Le voyage ressemble à un chemin de croix : plus de quatre mille kilomètres dans les forêts de la Volga et les déserts d’ Asie centrale. Comment survivre? Comment trouver du bois et du charbon pour alimenter la chaudière, de la nourriture, de l’eau et du sel pour désinfecter les hardes des gamins dévorés par la vermine?
Travaux d’ Hercule confiés à Deiev, un officier de l’ Armée Rouge, idéaliste et bon, chargé de conduire le convoi et de sauver les enfants. Athée farouche, il fera de cette mission - quasi divine - le combat de sa vie. A ses côtés, une commissaire à l’enfance, Blanche, froide, coupante et cynique : il faut se débarrasser, dit-elle, au plus vite des malades les plus graves, qui n’ont aucune chance d’ arriver vivants. Entre ces deux êtres si dissemblables, entre ces deux âmes, un géant taciturne l’infirmier Boug, capable avec des bouts de ficelle, de soigner, d’apaiser les souffrances.
Pourtant à chaque arrêt, presque à chaque station, une sorte de petit miracle se produit : les fonctionnaires corrompus, les bandits cupides, les profiteurs sans foi ni loi, les bureaucrates zélés, tous sont touchés par le sort des enfants et acceptent de leur venir en aide. Dans la nuit de l’hiver russe, l’espoir, comme le dit une romance locale, ne meurt jamais.
Deiev, lui, est de plus en plus faible, décharné, consumé par un feu intérieur, il se bat contre ses propres démons, la mort qui rôde, le choléra qui grignote les corps.

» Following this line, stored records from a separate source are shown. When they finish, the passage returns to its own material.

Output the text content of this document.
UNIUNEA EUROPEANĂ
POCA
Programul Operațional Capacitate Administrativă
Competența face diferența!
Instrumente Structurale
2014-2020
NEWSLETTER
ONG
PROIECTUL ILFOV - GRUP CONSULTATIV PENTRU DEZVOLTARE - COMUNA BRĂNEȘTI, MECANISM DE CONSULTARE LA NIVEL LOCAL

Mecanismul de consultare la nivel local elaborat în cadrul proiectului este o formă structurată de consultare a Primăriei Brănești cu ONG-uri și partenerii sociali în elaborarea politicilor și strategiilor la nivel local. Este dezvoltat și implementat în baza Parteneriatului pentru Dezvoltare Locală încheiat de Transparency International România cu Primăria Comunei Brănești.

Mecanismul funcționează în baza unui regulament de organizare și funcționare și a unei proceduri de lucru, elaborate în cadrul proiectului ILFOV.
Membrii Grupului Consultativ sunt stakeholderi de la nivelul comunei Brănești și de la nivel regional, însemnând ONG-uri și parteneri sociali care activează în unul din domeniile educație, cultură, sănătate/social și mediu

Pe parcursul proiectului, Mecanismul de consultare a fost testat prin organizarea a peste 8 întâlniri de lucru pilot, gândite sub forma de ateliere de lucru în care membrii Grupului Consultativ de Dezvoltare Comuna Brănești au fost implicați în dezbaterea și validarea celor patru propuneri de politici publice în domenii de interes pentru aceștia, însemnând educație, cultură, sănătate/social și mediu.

Que cherche-t-il à expier? Pourquoi cet acharnement, qui le pousse à recueillir au fil des étapes, tous ces chiens sans colliers, ces petits humains délaissés ?
La rédemption est-elle possible ?
Points forts
- Un récit haletant, maîtrisé de bout en bout, qui vous happe et vous emporte avec des descriptions poétiques à la Boris Pasternak et des personnages lumineux à la Vassili Grossman.
- La rencontre entre Deiev et des cosaques venus dans un wagon célébrer une messe, entrecoupée de la lecture des Béatitudes par le pope est d’ une poignante beauté. L’ ennemi maudit possède donc un visage humain…
- Des portraits superbes de tous ces petits Gavroche, aux surnoms fleuris, inventifs, touchants. Je ne peux m’ empêcher d’ en citer quelques uns: Fadia Meurs Demain, Kikka Machabée, Aramis des Poubelles, Grichka Tétanos, Ouglitch Ne Tire pas, Dima Dickens, Markel Trois Cercueils…( je vous rappelle qu’ ils sont cinq cents).
Quelques réserves
Aucune. Gouzel Iakhina possède un talent fou. On attend l’ adaptation cinématographique.
Encore un mot...
Cet épisode de famine dans les années 1920/1921, dans la région de la Volga et du Nord Caucase est peu connu, mais largement documenté par l’ auteure.
Une phrase
“ Ayant ouvert l’Évangile, le prêtre lut dans le livre. Il prononçait les textes d’ une voix riche, nette et forte, mais Deiev était incapable d’en pénétrer le sens, la langue de l’Évangile était trop alambiquée. Il ne comprit que quelques mots - sur le châtiment, des bandits sur la croix et sur comment on faisait boire à quelqu'un du vin avec du fiel et du vinaigre. Les cosaques, eux, écoutaient : ils respiraient à peine, semblant comprendre jusqu'au dernier mot. Des larmes brillaient dans les yeux de beaucoup d’entre eux.
Des enfants sont en train de mourir, se dit Deiev. Les voici, tout près, il n’y a qu’à tendre la main. Et ceux-là entendent parler de la mort d’un inconnu, et versent des larmes. Comment comprendre ça ?” page 338
L'auteur
Gouzel Iakhina, née en 1977 à Kazan au Tatarstan (Russie), est traductrice, écrivaine et scénariste. Elle a reçu plusieurs prix littéraires dans son pays. Ses deux premiers romans Zouleikha ouvre les yeux (Noir sur Blanc, 2017) et Les Enfants de la Volga (Noir sur Blanc, 2021) ont été des best - seller. Convoi pour Samarcande a été traduit dans une vingtaine de langues.